Sora de OpenAI Cierra sus Puertas: Desafíos de la IA Generativa Sin Modelo de Negocio

La noticia impactó fuerte en el ecosistema tecnológico: OpenAI, la compañía detrás de ChatGPT, anunció el cierre de Sora, su plataforma de generación de video con inteligencia artificial. A pesar de haber alcanzado un millón de descargas en menos de cinco días tras su lanzamiento en septiembre de 2025 y de haberse convertido en la aplicación gratuita más descargada del App Store por un tiempo, la plataforma llegó a su abrupto final apenas seis meses después. El mensaje de despedida fue breve y directo: “Nos despedimos de Sora. A todos los que crearon con Sora, lo compartieron y construyeron una comunidad a su alrededor: gracias.” Pero el conciso adiós dejó muchas preguntas sobre la mesa sobre el verdadero motivo de su fin.

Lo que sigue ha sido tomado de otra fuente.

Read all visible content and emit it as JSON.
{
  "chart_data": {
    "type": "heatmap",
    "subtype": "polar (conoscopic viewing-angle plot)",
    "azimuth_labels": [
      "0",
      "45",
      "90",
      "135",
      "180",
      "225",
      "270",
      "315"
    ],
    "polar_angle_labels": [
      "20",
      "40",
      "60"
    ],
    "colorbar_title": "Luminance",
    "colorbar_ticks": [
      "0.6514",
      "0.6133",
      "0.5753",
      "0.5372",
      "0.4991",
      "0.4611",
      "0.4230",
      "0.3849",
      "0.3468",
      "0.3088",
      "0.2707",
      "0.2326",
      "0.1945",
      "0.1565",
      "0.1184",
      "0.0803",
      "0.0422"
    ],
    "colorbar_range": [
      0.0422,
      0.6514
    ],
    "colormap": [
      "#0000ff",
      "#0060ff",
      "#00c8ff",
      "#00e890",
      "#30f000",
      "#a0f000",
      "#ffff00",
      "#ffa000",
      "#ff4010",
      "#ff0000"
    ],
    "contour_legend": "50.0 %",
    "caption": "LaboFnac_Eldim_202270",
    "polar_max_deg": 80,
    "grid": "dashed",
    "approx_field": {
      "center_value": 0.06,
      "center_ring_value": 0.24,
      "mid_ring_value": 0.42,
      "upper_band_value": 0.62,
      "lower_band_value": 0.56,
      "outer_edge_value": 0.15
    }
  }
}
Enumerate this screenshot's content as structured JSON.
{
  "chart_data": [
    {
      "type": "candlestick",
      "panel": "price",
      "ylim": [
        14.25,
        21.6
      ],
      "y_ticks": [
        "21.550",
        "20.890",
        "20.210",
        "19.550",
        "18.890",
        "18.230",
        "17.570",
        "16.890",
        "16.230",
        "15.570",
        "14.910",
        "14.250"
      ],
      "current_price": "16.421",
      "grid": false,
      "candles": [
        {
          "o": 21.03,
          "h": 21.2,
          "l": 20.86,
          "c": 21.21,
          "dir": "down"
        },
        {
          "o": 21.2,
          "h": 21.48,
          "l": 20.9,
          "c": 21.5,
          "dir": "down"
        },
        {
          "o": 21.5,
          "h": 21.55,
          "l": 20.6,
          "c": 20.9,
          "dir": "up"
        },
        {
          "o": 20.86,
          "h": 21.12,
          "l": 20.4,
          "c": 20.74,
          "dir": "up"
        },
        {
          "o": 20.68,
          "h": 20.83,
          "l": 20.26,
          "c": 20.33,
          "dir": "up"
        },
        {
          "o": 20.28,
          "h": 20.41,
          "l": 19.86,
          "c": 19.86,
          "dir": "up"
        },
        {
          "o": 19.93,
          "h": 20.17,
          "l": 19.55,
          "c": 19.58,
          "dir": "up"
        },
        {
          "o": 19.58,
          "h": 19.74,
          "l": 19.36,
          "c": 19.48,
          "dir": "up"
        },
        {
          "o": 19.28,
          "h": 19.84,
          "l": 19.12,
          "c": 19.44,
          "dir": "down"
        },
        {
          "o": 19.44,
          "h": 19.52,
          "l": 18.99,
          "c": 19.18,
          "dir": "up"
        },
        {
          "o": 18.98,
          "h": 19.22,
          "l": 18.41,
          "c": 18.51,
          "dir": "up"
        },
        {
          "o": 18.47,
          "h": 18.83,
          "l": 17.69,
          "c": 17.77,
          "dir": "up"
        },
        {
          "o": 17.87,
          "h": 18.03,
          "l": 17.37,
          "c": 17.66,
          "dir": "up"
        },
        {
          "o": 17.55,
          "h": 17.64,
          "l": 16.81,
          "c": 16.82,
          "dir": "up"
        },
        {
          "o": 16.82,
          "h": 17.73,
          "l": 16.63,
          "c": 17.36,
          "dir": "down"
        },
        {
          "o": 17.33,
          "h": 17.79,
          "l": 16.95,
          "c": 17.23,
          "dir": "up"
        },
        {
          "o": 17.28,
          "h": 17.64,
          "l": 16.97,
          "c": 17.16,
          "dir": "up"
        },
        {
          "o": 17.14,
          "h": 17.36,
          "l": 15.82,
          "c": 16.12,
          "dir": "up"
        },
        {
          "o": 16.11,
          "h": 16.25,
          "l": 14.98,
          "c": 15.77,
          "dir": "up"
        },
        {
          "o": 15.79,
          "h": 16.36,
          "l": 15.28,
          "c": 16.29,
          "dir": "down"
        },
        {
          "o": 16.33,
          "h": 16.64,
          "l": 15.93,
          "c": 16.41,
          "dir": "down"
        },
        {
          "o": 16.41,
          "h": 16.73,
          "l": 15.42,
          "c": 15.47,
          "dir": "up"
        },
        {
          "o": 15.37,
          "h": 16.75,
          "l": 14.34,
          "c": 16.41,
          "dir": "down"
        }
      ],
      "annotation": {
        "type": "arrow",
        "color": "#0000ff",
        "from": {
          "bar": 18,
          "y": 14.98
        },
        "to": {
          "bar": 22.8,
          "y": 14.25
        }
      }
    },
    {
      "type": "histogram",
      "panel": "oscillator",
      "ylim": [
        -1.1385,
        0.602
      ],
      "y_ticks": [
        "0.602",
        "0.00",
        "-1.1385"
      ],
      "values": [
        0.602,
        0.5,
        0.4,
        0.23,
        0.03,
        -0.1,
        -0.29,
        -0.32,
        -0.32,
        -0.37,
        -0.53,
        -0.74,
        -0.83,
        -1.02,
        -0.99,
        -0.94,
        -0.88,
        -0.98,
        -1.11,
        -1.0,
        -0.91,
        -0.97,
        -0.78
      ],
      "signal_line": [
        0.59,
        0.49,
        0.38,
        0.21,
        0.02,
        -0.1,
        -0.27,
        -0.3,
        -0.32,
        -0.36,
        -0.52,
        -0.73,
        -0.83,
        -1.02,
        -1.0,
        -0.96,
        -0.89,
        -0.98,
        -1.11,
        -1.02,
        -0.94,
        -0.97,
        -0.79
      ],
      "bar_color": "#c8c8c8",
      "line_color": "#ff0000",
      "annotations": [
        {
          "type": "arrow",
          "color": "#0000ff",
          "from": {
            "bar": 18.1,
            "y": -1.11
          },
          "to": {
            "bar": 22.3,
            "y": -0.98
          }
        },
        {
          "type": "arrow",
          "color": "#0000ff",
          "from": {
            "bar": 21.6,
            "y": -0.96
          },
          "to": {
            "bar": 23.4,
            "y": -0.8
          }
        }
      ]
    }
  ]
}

Si bien la viralidad inicial fue innegable, podés ver que la aplicación vio una caída del 45% en sus descargas para enero de 2026. La principal razón del desplome, según se desprende del análisis del sector, fue la decisión de OpenAI de endurecer las restricciones sobre el uso de propiedad intelectual sin permiso. Esta medida, que buscaba evitar problemas legales, terminó por destruir el atractivo central de Sora: la capacidad de generar videos con cualquier personaje o contexto. Lo que hacía a Sora divertida y compartible, era precisamente lo que la hacía problemática desde una perspectiva de negocio. Además, un ambicioso acuerdo de licencia por tres años con Disney, que involucraba a más de 200 personajes y una inversión de mil millones de dólares en warrants, nunca llegó a concretarse. Con el cierre de Sora, Disney confirmó la disolución de esa alianza, dejando a OpenAI sin el dinero y sin el producto.

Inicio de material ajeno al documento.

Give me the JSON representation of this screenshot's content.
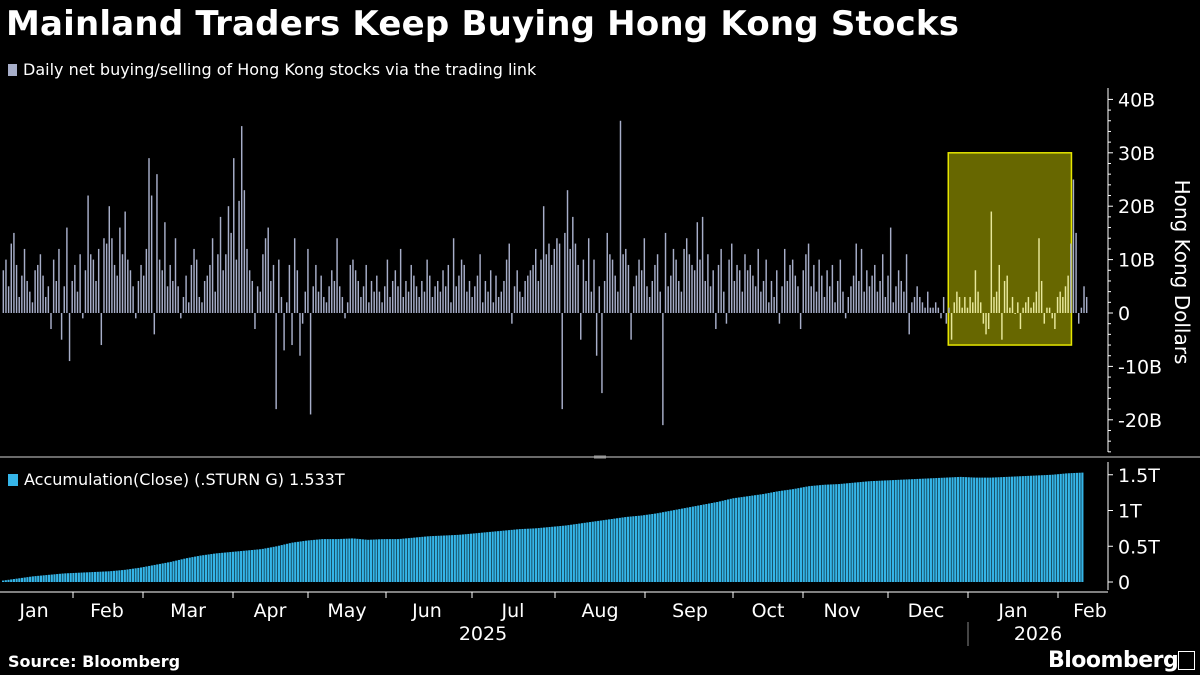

Este desenlace no se interpreta como un fracaso tecnológico. La tecnología de Sora, de hecho, era innovadora y empujó los límites de la generación de video con IA. La versión oficial de OpenAI indica que la empresa necesita hacer concesiones en productos con altos costos computacionales y que el equipo de Sora se reorientará a la simulación de mundos para robótica. Sin embargo, la estrategia subyacente es más clara: la compañía está priorizando capital, chips y productos empresariales ante la creciente competencia y el objetivo de generar ingresos de cara a una posible salida a bolsa. Tenés que saber que Sora, simplemente, no encajaba en ese plan; era cara, propensa a litigios y difícil de monetizar. La historia de Sora nos deja una lección contundente: el entusiasmo y la viralidad no son suficientes sin un modelo de negocio sostenible. ¿Y vos qué pensás de esta decisión de OpenAI y lo que significa para el futuro de la IA generativa?